En février de l'année dernière, deux câbles reliant Taïwan à ses îles périphériques de Matsu ont été endommagés à quelques jours d'intervalle par un bateau de pêche chinois et un cargo chinois, entraînant un ralentissement des connexions Internet et des appels téléphoniques interrompus, dans ce qu'un analyste a décrit comme un essai de « blocus invisible » de Taïwan.

Un navire en particulier a suscité l'intérêt des autorités et des enquêteurs en ligne

Les données de suivi des navires fournies par Kpler montrent que le navire Yi Peng 3, battant pavillon chinois, a croisé les deux câbles à peu près au moment où ils ont été coupés. Selon les forces armées lituaniennes, le BCS EastWest a été coupé dimanche vers 10 heures, heure locale, et le C-Lion 1 vers 4 heures, heure locale, lundi, d'après l'opérateur de télécommunications finlandais Cinia.

Le vraquier partait d'un port russe, où il est resté à quai pendant plusieurs jours.

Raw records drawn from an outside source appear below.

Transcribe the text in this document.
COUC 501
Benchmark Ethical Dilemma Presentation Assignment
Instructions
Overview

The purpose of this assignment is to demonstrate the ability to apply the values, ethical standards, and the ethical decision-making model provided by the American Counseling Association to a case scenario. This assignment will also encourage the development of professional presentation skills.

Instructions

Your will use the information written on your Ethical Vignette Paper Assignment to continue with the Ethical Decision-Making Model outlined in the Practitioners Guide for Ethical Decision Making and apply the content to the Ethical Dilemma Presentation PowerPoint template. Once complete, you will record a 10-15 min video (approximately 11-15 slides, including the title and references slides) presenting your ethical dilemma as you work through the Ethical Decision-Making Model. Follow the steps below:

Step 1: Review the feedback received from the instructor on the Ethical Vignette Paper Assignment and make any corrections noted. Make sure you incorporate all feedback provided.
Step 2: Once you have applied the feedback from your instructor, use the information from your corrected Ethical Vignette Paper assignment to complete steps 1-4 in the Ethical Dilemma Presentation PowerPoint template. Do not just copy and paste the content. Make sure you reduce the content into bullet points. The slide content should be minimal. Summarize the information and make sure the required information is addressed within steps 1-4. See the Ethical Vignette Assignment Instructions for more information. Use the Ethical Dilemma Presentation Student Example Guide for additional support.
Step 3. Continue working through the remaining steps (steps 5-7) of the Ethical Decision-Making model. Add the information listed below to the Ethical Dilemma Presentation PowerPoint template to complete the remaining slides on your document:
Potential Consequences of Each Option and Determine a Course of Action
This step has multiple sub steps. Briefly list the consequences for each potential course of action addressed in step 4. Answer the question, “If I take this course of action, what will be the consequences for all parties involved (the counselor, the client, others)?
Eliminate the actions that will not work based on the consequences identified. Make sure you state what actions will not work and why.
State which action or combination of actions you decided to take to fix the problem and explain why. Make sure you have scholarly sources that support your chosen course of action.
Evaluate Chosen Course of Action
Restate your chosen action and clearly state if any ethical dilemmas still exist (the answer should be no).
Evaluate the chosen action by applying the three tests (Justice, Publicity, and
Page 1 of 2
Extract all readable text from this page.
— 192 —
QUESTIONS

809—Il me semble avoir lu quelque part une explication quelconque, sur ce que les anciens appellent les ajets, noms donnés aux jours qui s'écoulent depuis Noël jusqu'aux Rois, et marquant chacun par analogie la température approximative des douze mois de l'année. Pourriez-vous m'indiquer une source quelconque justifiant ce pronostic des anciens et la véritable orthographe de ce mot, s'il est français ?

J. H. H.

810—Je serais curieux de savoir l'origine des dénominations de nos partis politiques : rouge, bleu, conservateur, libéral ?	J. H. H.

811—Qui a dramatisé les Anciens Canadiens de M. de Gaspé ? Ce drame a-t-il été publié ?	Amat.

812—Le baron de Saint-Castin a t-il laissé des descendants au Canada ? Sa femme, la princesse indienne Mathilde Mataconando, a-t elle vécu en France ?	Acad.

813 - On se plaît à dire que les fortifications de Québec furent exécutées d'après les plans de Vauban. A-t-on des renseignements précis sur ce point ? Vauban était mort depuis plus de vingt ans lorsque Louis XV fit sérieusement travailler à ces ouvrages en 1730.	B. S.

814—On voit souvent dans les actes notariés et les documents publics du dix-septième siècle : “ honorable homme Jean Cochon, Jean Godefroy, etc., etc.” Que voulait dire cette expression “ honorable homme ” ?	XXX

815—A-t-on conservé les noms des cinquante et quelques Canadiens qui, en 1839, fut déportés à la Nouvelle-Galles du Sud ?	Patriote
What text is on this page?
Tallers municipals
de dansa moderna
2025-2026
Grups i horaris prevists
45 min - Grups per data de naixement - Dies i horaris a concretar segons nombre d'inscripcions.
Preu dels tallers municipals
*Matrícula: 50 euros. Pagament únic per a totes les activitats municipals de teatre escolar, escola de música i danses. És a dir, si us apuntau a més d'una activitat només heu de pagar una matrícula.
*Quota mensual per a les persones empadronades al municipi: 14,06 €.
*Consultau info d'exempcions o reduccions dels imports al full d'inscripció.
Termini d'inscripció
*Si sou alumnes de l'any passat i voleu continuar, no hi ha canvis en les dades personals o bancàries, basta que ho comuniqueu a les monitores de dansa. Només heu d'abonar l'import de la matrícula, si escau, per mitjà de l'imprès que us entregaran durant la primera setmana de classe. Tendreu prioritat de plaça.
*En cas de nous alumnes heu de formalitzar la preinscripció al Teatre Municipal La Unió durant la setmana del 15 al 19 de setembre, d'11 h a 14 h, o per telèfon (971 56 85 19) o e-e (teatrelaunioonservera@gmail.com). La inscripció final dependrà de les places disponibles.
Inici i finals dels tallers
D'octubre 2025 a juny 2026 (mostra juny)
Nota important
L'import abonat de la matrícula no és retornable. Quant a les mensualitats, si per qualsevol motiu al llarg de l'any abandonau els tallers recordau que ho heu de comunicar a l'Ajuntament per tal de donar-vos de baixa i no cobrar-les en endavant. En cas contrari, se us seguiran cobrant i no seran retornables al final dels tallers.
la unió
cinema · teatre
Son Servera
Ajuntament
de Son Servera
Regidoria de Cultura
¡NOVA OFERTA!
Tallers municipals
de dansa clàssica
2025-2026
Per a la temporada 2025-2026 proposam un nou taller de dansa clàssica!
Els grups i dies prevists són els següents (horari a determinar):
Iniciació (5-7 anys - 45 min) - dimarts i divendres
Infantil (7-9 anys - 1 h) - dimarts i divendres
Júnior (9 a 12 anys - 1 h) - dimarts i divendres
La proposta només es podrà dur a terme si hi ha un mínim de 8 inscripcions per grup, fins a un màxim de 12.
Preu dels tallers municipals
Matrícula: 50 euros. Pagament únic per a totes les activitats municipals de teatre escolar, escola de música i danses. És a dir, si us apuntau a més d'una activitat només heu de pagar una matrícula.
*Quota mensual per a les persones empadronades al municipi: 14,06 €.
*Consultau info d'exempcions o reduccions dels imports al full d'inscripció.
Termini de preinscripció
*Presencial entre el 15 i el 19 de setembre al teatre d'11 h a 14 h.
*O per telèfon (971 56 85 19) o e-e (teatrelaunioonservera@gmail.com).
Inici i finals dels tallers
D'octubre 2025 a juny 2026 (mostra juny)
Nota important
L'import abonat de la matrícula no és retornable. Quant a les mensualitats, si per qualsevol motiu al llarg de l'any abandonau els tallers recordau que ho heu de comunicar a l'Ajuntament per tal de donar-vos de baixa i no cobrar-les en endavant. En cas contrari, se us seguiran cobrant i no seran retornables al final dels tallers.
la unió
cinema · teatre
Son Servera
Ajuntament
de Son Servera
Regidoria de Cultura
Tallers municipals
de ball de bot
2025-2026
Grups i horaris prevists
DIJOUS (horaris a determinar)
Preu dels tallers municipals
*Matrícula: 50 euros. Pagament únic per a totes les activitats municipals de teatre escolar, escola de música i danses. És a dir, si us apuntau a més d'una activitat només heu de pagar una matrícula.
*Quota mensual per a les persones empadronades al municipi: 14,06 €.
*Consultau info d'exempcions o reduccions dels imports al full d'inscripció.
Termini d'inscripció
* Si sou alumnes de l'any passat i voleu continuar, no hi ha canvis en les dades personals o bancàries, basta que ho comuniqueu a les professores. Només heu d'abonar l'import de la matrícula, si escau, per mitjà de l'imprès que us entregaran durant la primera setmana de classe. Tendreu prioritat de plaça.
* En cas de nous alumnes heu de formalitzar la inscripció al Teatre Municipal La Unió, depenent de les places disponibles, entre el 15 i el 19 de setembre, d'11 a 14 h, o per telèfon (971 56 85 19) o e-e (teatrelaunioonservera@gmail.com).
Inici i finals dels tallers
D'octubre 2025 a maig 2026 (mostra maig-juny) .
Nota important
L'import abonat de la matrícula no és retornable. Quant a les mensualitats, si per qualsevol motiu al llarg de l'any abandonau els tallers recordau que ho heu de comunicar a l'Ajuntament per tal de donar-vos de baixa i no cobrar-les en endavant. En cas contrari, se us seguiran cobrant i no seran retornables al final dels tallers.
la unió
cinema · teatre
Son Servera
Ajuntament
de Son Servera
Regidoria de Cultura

Mercredi, les forces armées danoises ont indiqué qu'elles étaient présentes dans la zone proche du Yi Peng 3, mais n'ont pas précisé si elles avaient poursuivi le navire.

Un responsable américain et un responsable des services de renseignement occidentaux ont tous deux désigné le Yi Peng 3 comme le navire probablement impliqué dans l'incident. Toutefois, selon certaines sources, les États-Unis n'ont pas encore trouvé de liens entre ce navire et des États ou des entités qui ordonneraient une telle activité.

Mercredi, Cinia a mis à jour l'endroit où, selon elle, la coupure s'est produite - 50 milles plus à l'ouest qu'initialement prévu - ce qui correspond à la trajectoire du Yi Peng 3. Environ six heures après la coupure du second câble, le navire chinois s'est arrêté pendant environ une demi-heure avant de poursuivre sa route.

Le Yi Pen 3 a quitté la mer Baltique après avoir fait escale dans le port de Vistino, en Russie. Les données de suivi du navire montrent qu'il a croisé d'autres infrastructures sous-marines dans la mer Baltique, notamment quatre gazoducs et oléoducs, une ligne électrique et un autre câble de télécommunications en construction.

La réaction de la Chine

Interrogé sur le navire lors d'une conférence de presse mercredi, le porte-parole du ministère chinois des affaires étrangères, Lin Jian, a déclaré qu'il n'était « pas au courant de la situation ». Il a ajouté que la Chine « a toujours rempli pleinement ses obligations en tant qu'État du pavillon et exige des navires chinois qu'ils respectent strictement les lois et les réglementations en vigueur ».

« Nous attachons également une grande importance à la protection de la sécurité des infrastructures sous-marines et travaillons avec la communauté internationale pour promouvoir activement la construction et la protection des câbles sous-marins et d'autres infrastructures d'information mondiales », a-t-il déclaré.

Selon Dimitris Ampatzidis, analyste chez Kpler, le Yi Peng 3 est lié à Win Enterprise Ship Management et enregistré comme propriété de Ningbo YiPeng Shipping Co Ltd.

« Au 20 novembre 2024, ni le navire ni ces entités ne figurent sur les listes de sanctions publiées. Cependant, les données commerciales historiques montrent que le navire a transporté du charbon thermique russe et du charbon de Mourmansk et de Nakhodka à au moins sept reprises », a déclaré Ampatzidis.

Les réparations peuvent être coûteuses et prendre du temps. Un câble sous-marin coûte environ 40 000 dollars par kilomètre et un nouveau câble transatlantique coûterait entre 200 et 250 millions de dollars, selon le groupe de recherche Dgtl Infra. À leur point le plus profond, les câbles transatlantiques atteignent environ 4 000 mètres.